Optimizing Agent Workflows for Modern LLMs
Writing effective agent skills requires deep knowledge of prompt engineering. With the release of advanced reasoning models like Claude 3.5 Sonnet, ChatGPT o1, and DeepSeek-V3, prompt templates must focus on structured thinking. Developers are encouraged to use XML tags (e.g., <thought>, <context>, and <rules>) to isolate execution boundaries. Standardized prompts prevent agents from suffering from context drift, ensuring that long-running tasks remain aligned with the initial system parameters.
Exploring by SOC Occupations and Creator Profiles
What makes SkillMD unique is its taxonomy. Instead of simple text search, we parse and organize files according to the Standard Occupational Classification (SOC) system. This means you can discover skills written for Computer and Mathematical roles, Business and Financial operations, Legal, Design, and and Educational Instruction fields. By tracking creator profiles, developers can study how different teams organize their custom instructions, compare version updates, and fork public configs for specialized enterprise use cases.

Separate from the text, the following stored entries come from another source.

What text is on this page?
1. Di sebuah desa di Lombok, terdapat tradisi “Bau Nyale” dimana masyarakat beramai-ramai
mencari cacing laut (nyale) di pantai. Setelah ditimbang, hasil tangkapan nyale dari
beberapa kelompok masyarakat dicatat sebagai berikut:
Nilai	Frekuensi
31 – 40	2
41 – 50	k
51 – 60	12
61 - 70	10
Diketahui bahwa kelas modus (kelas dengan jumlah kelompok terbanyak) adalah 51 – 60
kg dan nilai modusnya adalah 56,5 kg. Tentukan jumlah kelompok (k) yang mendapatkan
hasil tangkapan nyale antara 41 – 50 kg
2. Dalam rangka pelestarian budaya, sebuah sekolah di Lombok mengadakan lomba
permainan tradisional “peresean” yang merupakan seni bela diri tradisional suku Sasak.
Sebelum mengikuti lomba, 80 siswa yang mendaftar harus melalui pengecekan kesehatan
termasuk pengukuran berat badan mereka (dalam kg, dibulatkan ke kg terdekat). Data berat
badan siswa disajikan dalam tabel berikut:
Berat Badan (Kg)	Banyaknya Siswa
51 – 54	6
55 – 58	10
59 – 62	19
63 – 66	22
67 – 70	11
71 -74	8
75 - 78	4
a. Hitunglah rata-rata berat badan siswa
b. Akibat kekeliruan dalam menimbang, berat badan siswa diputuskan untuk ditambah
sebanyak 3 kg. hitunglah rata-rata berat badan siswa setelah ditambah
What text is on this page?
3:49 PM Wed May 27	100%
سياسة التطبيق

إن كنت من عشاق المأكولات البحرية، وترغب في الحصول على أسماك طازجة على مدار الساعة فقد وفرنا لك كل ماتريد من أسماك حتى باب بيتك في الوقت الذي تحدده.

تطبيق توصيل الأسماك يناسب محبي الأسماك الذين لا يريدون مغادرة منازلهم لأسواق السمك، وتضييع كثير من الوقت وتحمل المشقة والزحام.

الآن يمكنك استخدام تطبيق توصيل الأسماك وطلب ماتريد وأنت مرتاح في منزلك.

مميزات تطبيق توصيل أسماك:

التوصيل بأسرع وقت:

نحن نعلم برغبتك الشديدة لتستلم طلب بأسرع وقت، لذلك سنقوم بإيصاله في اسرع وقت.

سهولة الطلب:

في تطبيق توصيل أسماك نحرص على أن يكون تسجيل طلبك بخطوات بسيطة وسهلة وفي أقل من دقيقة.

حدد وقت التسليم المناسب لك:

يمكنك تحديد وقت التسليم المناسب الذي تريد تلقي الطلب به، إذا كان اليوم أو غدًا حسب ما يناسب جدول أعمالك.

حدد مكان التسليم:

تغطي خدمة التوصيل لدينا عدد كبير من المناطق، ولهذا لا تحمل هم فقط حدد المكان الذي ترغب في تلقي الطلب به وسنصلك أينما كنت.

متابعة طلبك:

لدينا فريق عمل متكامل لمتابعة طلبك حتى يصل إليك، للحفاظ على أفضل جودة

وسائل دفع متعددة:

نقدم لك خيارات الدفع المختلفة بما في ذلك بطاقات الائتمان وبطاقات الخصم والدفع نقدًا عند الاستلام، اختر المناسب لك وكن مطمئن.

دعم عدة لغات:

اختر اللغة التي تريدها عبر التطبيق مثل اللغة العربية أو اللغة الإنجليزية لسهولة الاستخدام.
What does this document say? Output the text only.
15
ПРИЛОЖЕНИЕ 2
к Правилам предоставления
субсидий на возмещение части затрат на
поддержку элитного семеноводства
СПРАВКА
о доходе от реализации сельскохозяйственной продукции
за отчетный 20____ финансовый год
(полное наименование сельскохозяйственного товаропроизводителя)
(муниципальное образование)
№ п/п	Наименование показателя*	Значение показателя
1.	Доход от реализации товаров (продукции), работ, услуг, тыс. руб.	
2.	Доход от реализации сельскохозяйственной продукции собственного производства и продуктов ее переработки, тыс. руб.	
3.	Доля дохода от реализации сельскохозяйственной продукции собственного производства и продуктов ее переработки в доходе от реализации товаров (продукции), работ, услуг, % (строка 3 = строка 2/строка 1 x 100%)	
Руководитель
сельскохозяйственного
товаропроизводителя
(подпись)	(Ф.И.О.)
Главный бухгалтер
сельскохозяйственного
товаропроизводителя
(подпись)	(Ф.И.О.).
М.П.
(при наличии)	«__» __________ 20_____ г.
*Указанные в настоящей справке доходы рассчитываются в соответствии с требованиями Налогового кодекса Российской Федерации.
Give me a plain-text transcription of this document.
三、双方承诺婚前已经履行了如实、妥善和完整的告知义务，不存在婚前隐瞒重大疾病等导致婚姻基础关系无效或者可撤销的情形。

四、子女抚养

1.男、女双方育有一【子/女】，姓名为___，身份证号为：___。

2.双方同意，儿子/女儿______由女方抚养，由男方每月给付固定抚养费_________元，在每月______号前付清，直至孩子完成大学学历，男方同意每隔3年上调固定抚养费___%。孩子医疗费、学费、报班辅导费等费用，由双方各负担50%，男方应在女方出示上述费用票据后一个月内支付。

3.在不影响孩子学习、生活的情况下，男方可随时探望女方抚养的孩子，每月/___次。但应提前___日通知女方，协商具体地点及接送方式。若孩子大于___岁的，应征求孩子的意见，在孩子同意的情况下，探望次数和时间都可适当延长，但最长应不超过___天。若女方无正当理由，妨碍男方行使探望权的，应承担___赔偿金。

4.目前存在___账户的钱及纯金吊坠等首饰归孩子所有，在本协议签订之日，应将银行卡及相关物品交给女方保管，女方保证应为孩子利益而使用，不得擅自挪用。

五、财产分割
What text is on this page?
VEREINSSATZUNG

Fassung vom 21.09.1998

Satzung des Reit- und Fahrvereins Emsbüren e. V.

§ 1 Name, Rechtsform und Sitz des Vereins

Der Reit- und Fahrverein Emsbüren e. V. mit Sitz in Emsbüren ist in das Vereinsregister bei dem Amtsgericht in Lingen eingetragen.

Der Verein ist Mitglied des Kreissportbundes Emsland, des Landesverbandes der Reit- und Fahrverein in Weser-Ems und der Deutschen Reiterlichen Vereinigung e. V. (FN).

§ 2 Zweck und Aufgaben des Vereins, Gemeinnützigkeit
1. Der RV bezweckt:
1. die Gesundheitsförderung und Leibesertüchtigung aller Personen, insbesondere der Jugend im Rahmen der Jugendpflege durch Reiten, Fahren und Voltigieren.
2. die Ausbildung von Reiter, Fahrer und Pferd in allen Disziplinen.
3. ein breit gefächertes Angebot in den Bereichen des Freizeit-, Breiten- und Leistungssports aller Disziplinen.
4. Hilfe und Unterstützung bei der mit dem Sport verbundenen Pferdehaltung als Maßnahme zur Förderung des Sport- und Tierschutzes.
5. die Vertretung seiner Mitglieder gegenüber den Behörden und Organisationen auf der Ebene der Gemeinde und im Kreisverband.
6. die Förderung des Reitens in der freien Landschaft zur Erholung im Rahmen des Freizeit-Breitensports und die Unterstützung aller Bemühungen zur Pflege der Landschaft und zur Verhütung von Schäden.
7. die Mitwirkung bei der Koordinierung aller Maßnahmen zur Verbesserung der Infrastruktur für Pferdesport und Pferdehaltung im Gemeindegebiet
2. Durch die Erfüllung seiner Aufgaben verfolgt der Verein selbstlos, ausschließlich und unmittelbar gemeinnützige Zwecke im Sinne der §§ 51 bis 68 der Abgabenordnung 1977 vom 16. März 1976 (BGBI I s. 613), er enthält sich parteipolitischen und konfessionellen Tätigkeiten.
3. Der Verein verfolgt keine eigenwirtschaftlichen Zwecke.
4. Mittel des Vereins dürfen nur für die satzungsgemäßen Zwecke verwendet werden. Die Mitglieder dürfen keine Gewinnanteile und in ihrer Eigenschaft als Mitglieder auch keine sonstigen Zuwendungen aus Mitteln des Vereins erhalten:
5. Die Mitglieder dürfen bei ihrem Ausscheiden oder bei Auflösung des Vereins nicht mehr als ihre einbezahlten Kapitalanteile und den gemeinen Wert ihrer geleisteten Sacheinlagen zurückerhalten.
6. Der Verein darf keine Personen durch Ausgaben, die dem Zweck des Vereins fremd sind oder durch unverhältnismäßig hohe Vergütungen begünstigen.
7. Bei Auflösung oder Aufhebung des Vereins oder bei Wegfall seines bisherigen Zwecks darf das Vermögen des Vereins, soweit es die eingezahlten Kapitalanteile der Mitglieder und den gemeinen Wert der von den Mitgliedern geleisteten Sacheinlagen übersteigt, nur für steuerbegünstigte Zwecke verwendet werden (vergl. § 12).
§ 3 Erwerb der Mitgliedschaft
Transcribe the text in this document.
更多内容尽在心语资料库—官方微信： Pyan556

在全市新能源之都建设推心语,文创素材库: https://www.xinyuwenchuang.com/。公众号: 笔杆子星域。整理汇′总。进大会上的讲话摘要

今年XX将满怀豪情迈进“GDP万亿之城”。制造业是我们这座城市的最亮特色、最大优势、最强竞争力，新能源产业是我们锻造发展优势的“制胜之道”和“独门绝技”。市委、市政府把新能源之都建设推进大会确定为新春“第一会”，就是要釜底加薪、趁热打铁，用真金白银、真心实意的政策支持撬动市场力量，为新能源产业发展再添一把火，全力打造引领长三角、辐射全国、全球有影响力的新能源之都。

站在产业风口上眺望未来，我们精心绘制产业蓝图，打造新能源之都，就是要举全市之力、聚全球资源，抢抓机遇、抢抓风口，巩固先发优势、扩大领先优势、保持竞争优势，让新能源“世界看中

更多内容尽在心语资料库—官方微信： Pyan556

SkillMD operates as a high-performance index running on a fast Go backend and a highly responsive Astro SSR frontend. All search queries execute in milliseconds, featuring smart debouncing to prevent multiple API requests while keeping user data secure. Join our community of developers to standardize your AI agent instructions and optimize your LLM prompting workflows today.
Frequently Asked Questions
A practical guide to agent skills: what they are, how to inspect them, and how SkillMD helps you explore the ecosystem.